The director’s military background comes in handy as each so-called “snow event” approaches. He and his lieutenants gather to make a plan of action, based on the forecast. They consider not only projected snow totals but temperatures and wind, both offering their own challenges to the campaign.
The city’s fleet of snow-fighting equipment includes seven snowplows, four equipped with salt-sand spreading equipment, plus two more tandem dump trucks with conveyors and spreaders for salt-sand mixtures. Four pay loaders with snow-moving blades and three motor graders round out the heavy equipment. Some are sidelined during even the worst of times because of lack of manpower.

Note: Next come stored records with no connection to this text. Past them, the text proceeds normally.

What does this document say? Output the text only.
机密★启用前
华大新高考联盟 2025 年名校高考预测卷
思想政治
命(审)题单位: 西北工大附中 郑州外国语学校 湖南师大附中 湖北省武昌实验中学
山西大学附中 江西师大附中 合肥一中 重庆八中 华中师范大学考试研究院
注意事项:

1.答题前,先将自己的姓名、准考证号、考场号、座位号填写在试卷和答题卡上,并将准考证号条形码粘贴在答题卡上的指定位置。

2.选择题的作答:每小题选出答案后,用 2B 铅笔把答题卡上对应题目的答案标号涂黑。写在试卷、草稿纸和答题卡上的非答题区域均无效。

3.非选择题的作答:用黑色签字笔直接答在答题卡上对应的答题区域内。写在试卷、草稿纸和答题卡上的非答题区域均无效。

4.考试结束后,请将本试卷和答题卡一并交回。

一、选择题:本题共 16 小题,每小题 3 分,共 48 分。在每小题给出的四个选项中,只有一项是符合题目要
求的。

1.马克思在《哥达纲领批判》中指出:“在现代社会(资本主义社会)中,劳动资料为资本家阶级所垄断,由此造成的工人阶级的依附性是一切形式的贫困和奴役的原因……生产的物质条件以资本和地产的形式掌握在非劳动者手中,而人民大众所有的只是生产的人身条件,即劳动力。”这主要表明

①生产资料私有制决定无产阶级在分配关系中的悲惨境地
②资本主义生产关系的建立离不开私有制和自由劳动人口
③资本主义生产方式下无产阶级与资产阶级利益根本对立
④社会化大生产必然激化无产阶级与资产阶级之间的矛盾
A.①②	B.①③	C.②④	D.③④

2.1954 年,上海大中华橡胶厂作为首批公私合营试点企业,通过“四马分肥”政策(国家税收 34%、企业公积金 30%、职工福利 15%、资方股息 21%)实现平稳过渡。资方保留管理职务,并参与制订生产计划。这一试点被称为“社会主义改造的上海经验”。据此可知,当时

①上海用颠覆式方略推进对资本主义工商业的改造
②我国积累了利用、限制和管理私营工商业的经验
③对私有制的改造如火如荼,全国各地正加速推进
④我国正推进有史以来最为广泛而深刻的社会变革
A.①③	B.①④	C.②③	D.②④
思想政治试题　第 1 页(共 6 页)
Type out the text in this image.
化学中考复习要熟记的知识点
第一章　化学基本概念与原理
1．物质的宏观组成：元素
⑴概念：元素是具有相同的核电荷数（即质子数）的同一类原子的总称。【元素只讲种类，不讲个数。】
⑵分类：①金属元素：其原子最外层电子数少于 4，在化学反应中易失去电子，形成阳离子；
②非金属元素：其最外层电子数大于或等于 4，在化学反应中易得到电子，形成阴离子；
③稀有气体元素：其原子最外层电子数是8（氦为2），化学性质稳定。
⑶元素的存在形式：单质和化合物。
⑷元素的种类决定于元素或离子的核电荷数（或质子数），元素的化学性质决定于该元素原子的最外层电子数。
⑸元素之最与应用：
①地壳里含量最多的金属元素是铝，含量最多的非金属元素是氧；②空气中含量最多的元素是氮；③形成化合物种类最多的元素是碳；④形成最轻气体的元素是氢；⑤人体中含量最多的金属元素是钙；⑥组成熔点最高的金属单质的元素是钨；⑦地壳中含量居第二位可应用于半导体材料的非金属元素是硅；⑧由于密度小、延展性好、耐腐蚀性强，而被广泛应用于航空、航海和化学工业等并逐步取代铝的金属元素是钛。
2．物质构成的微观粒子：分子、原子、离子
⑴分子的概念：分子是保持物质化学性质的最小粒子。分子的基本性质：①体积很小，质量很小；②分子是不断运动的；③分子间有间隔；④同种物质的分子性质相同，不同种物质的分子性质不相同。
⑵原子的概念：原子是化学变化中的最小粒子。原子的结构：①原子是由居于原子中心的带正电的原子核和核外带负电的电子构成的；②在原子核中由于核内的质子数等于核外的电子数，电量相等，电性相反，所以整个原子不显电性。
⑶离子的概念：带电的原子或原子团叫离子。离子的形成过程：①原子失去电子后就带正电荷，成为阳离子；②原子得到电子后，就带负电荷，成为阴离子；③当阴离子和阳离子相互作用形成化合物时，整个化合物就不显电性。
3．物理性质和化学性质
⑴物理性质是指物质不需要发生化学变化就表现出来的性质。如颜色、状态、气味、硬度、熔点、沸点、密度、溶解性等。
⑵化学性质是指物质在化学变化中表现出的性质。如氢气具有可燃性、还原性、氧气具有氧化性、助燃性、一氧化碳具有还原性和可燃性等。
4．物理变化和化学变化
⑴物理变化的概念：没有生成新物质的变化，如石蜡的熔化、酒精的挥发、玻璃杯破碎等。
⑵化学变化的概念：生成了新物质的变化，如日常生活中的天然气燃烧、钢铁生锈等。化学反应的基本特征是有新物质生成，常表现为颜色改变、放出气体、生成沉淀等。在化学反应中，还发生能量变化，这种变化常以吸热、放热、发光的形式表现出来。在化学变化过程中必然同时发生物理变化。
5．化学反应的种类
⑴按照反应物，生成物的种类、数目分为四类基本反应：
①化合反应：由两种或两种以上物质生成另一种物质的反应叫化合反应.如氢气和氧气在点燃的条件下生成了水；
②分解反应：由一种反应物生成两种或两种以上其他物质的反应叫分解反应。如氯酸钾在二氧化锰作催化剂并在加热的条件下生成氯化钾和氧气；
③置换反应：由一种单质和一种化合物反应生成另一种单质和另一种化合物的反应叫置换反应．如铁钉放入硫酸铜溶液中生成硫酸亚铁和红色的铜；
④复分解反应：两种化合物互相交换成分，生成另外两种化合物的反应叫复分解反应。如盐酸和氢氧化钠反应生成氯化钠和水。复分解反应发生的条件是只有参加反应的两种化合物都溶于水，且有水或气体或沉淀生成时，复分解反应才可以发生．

Even with hands borrowed from the forestry and parks department, there aren’t enough on deck to keep all in motion. Steve notes the department can’t run a full 24-hour operation, since three or four must stand by to work additional shifts for if the event stretches out.
One of the snow fighters’ most useful tools these days is those salt-sand spreaders. Until five years ago, sand was all the city used to combat slippery streets. Now, though, they rely on various formulas, from all salt to all sand, to help tame slippery streets.
“Salt is very effective at temperatures over 15 degrees,” Steve explains. “Below that, we use salt-sand mixes. Sunny days are another factor. The whole decision matrix is based on conditions.
“But at zero, it’s all sand. We’re spreading it just for traction at that point. With high winds, it blows all over. We do what we can, but it doesn’t help much.”
An exception is expensive treated salt the department employs on certain high-traffic routes – the 20th Street overpass over I-94, for example, and 34th Street bridge over the railroad, where traffic has tripled due to underpass construction detours. Added chemicals lower the treated salt’s melting point to some degree. Cost, though, is a roadblock.
The premium scenario is when crews can pretreat bare pavement with a brine solution before the storm strikes. “Right now, you’re seeing more bare pavement around town because we could pretreat,” he says.
Salt has its pluses and its minuses, he points out. On the one hand, it creates safer streets and, in the long run, lower equipment operating costs. On the other, it’s has impacts on the environment; long exposure is notoriously corrosive on vehicles. “Keep your car as clean as you can,” he cautions.
The cost adds up in department dollars. Besides copious amounts of staff overtime, motor fuel is up this winter. Equipment repairs, too, are far higher than in the more docile days of recent milder seasons. Depending on how March shapes up, that may require some nips and tucks in the annual budget.
And here comes March. “So far, March is in the normal precipitation range,” Steve observes, “though it usually brings higher water content that’s harder to move than the light, dry flakes we’ve been pushing around.” While city crews are still wrestling to come to terms with winter, the flood season – where they also play a leading role – is right around the corner. The first citywide flood meeting of the year took place last week, with prospects squarely in the range of what can be readily handled – especially with all the work the engineering department has accomplished in recent years.
With a forecast for at least two more weeks of Arctic-style winter ahead, Steve counsels patience in the winter-weary. “Our guys tell me they’ve been yelled at as they’re out on the streets. They’ve fielded too many one-finger waves,” he says. “They’re just doing what we’re here for, providing the safest streets we can as quickly and cost-effectively as possible.
“We understand it’s frustrating, and we’re doing our best under some pretty difficult conditions. Give my guys a break. We’re all in this together.”